VIII Edición

Curso 2011 - 2012

Alejandro Quintana

La habitación del mundo

María Cristina Cabrera, 16 años

                  Colegio Puertapalma (Badajoz)  

Elisa tecleó una cuenta en la calculadora y anotó el resultado en una hoja de papel. Tras comprobar que la solución era correcta, cogió su bolígrafo rojo y garabateó una gigantesca ‘B’ en el margen del folio. De pronto, al empezar otro ejercicio, se abrió la puerta de su habitación y una pequeña bolsa de chucherías aterrizó a sus pies mientras se oía un grave: “Ya me debes casi cinco euros…”

Elisa sonrió para sí y decidió interrumpir brevemente el estudio. Mientras cogía la pequeña bolsita de plástico, pensó qué le costaría a su hermano saludarla como hacen las personas educadas.

Mientras saboreaba lentamente las chuches, miró a su alrededor: libros, libretas, folios de apuntes, hojas en sucio y relaciones de fechas y problemas se esparcían por encima de la cama y de la mesa. Elisa hacía los problemas recostada en el suelo. Los intensos días de exámenes le llevaban a aborrecer las sillas y las mesas.

Apoyó la espalda contra la pared y estiró las piernas, agitando los dedos de los pies. Tras desentumecerse, echó una ojeada a su alrededor para tratar de localizar la novela que la tenía enganchada: nada de literatura comercial, un libro “de verdad”. En los últimos meses, Fátima y ella habían hecho muchas visitas a la biblioteca de la ciudad, buscando buenos ejemplares con los que entretenerse.

Paseó los ojos por toda la habitación, desde la percha de los bolsos hasta el estante de la mini-cadena, pasando por la balda donde había tanto libros y marcadores de páginas, como antiguos juegos de mesa, lapiceros y horquillas del pelo. Su chaqueta colgaba del respaldo de la silla y la mochila de Educación Física descansaba a los pies de la cama, invadida por peluches de muy distintas clases, que asomaban sus tiernas cabezas peludas entre los apuntes.

Elisa miró con cariño los objetos de su habitación: el bote que contenía llaveros de diferentes países, el joyero portador de decenas de pulseras, regaladas en su mayoría, los marcos de fotos con instantáneas de su familia y sus amigas, murales de Primaria que explicaban la fotosíntesis y el Sistema Solar, dibujos, pequeñas historias, hermosas piedrecitas recogidas en largos paseos familiares, multitud de muñecos del McDonald’s, álbumes repletos de pegatinas, pequeñas manualidades, una estampa de la Virgen que le dieron en su Primera Comunión, perfumes, Barbies con magníficos vestidos de princesa…

En una esquina de la mesa descansaba una bola del mundo; nombres de ríos, océanos, cadenas montañosas, canales, estrechos, islas y ciudades se entremezclaban desordenadamente sobre su superficie. A Elisa le encantaba pasear el dedo por los distintos continentes y soñar despierta que viajaba a lugares como Japón, Australia, Sudáfrica o Chile. Se incorporó y le dio un pequeño impulso al globo para que girara sobre el eje de plástico.
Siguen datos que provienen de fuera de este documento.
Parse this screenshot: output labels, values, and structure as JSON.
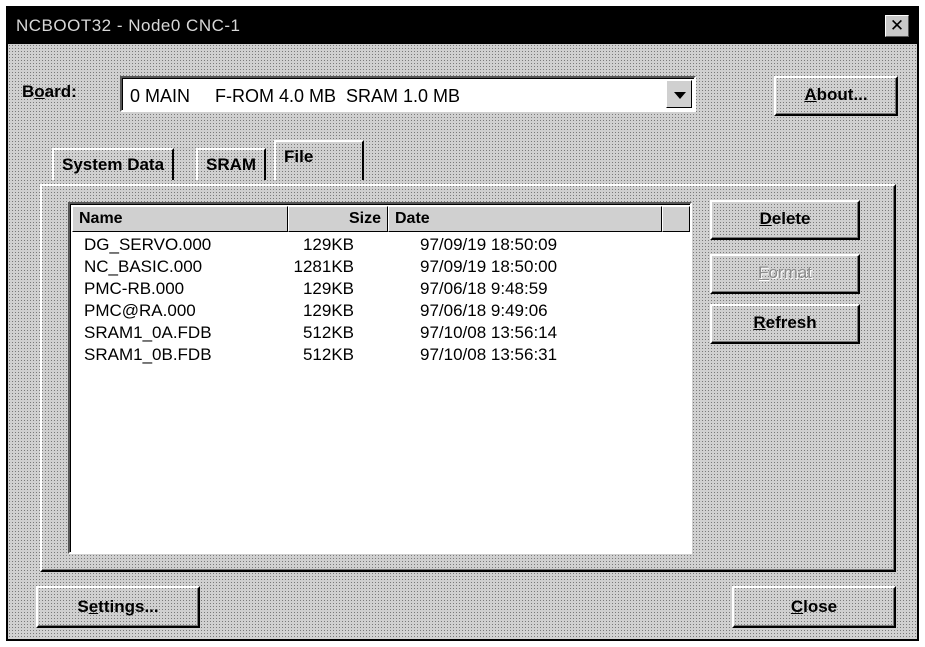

Todavía saboreando las gominolas, se ensimismó pensando en todas las personas que tenían una vida ya recorrida o, como ella, aún por recorrer, y que probablemente nunca conocería. Todas las personas que, cada cual con sus sueños, equivocaciones y recuerdos, deseaban ser felices. En aquel momento, para muchas personas sería la hora de comer, o de cenar, o de abrir una tienda, o de realizar un importante examen. Algunas, como ella, estarían acabando la jornada mientras otras apagaban el despertador.

Se imaginó que, en ese momento, habría miles de chicos como ella, agobiados por los exámenes, sentados en sus habitaciones colmadas de recuerdos de su infancia y adolescencia; chicos que, como ella, por las noches soñaban despiertos, preguntándose cómo podrían dejar huella en un mundo en ocasiones tan hostil.

Elisa se sintió de pronto pequeña, muy pequeña e intimidada. Se sentó de nuevo en el suelo y cogió el bolígrafo, con la intención de reanudar el estudio. Pero antes de concentrarse en complicados problemas y kilométricos análisis sintácticos, descubrió su novela, semioculta debajo de la mochila escolar. Alargó el brazo, la tomó y contempló la portada. Hojeó sus páginas y se quedó pensativa durante unos segundos. Acto seguido, esbozó una sonrisa cómplice y colocó el libro junto a la bola del mundo.